The fatigue should not be underestimated the engine resonates at 10,000 rpm the fan resonates at 3000 rpm ,somewhere within the frame these meet .This effect will cut through a steel frame in minutes as if it was made of butter .Last season I made a rigid frame solid and triangulated with tubular ties from the uprights down to the base tubes .The ties broke clean in half after one meeting .I adapted the ties to a bolted setup which had some give in it and built in some rubber bushes .So far so good .This is why the flimsy battered old frames last ,and are seen on the winning craft .Make it too rigid and it WILL break and all frames will break at some time .Two seasons ago Ed Hurn Broke his frame on the last junior race of the season Last year Luke did exactly the same thing .Fatigue ! dont forget it !
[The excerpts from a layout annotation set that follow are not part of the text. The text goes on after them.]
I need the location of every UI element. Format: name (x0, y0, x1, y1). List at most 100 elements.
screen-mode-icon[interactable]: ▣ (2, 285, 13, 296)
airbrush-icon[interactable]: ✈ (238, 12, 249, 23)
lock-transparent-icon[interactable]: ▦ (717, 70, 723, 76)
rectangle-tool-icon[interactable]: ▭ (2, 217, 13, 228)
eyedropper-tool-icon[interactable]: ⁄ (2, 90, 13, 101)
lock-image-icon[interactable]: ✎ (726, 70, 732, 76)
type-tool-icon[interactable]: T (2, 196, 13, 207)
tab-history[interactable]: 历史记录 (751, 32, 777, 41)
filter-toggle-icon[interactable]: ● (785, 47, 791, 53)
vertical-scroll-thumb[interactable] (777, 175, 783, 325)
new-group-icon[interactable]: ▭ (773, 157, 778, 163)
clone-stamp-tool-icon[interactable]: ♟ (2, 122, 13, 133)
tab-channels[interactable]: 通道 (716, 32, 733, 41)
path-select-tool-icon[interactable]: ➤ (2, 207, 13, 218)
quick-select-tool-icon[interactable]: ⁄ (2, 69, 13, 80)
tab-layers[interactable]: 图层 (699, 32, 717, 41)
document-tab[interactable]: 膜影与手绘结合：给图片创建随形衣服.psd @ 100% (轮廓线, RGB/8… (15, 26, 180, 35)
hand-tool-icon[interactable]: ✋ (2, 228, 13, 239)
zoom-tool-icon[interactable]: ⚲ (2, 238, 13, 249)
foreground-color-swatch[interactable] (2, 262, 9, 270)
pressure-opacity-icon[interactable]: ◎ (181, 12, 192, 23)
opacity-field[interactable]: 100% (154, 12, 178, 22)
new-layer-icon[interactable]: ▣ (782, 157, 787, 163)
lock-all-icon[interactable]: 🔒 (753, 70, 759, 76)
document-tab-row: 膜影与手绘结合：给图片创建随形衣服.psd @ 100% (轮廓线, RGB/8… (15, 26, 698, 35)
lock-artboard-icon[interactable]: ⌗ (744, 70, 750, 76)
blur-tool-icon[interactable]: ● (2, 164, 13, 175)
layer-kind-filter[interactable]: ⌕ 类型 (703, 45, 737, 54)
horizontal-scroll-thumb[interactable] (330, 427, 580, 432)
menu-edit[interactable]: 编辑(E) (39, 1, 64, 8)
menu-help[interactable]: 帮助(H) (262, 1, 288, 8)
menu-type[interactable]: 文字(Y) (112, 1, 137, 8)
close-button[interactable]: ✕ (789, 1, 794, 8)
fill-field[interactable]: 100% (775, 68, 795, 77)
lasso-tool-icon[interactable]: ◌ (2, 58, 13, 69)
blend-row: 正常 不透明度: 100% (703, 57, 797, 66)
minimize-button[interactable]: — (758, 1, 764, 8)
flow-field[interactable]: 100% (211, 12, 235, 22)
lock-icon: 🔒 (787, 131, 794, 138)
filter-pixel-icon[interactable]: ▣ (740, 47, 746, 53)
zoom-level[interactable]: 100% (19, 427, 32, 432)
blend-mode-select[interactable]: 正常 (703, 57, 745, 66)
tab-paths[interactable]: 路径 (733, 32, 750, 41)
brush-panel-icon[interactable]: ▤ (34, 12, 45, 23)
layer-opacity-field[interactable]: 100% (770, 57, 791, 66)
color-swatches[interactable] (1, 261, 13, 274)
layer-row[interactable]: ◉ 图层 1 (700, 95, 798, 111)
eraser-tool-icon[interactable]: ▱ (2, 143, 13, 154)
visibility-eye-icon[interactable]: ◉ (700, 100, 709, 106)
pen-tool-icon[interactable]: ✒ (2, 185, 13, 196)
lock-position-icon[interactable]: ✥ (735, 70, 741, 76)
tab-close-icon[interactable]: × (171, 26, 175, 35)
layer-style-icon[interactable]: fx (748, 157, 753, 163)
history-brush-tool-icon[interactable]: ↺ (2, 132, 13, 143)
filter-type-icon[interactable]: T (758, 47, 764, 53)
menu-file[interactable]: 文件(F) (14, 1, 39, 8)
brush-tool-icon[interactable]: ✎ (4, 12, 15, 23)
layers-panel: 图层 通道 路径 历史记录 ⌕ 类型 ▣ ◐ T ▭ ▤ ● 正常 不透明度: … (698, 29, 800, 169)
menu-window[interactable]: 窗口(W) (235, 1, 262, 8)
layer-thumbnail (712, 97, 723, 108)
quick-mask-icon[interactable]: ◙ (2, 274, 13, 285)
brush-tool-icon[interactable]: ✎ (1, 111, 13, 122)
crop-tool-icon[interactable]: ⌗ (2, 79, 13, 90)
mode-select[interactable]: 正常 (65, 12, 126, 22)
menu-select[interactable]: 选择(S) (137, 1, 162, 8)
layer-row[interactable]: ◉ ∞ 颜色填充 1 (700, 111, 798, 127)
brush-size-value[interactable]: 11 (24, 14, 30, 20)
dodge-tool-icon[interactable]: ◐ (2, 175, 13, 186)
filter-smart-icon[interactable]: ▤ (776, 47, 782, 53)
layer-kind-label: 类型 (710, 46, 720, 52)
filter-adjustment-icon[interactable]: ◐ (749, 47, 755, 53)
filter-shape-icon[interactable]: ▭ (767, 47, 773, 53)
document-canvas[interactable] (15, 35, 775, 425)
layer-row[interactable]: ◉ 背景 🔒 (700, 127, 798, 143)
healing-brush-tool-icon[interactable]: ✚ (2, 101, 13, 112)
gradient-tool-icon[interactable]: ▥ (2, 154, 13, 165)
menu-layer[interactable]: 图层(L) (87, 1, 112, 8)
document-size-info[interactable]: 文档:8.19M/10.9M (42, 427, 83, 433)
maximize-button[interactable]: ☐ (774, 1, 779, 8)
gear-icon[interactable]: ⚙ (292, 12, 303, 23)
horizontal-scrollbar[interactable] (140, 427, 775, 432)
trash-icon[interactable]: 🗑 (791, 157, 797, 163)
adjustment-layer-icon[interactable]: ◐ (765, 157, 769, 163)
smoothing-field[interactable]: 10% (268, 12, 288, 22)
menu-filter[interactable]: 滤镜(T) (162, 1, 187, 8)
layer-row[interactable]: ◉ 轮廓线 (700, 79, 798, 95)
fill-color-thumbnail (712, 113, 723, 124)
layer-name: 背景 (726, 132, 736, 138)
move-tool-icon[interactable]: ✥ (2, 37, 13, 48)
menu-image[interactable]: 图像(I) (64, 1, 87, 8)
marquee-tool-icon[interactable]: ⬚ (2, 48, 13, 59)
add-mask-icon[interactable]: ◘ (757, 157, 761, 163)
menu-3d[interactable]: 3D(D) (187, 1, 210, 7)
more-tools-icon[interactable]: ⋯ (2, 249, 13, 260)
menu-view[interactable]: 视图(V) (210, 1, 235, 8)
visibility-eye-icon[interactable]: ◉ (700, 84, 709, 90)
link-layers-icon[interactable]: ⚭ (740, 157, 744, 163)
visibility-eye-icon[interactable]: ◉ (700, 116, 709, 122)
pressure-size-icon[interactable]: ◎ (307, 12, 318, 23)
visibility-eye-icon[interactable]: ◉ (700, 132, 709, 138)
Pully Option 1 buy a ready made pully from K & M Products ,I saw a number of these fail last season as the back flange came off .I understand Ken Rigley was made aware of this and may have improved the design .If not a few bolbs of weld on the back flange would be a good idea

Option 2 make your own .Purchase a blank pilot bore pully from BSL ,Steel 16 tooth H section 1/2 " pitch .2" wide ,Remove the nut and two cogs from the end of the crank .Bore a hole through the pully to the same diameter as the outer cog ID ,then open up the bore to take the nut and a socket inside the pully leave the back wall of the bore to the same thickness as the outer pully .You should now be able to bolt on the inner cog then the pully should replace the outer cog and the nut sits within the pully .If all fits ok remove the pully and inner cog ,Grind the teeth off the inner cog and clean it up in the lathe .Machine a good chamfer on the outer corner of the now round cog as a weld prep .Now machine a mandrel identical to the end of the crank but without the keyway.Clamp the inner cog and the pully onto the mandrel and weld the cog to the pully in short sections until you have a continuous weld all the way round remove the mandrel clean up the weld in the lathe and the job is completed .You have a keyed 16 tooth pully for the end of the crank cost about £15 with BSL trade discount. as against £50 from K&M I checked mine with the dial guage and it is about two thou. out which i put down to weld distortion arround the keyway .On the belt drive two thousands of an inch is nothing to worry about.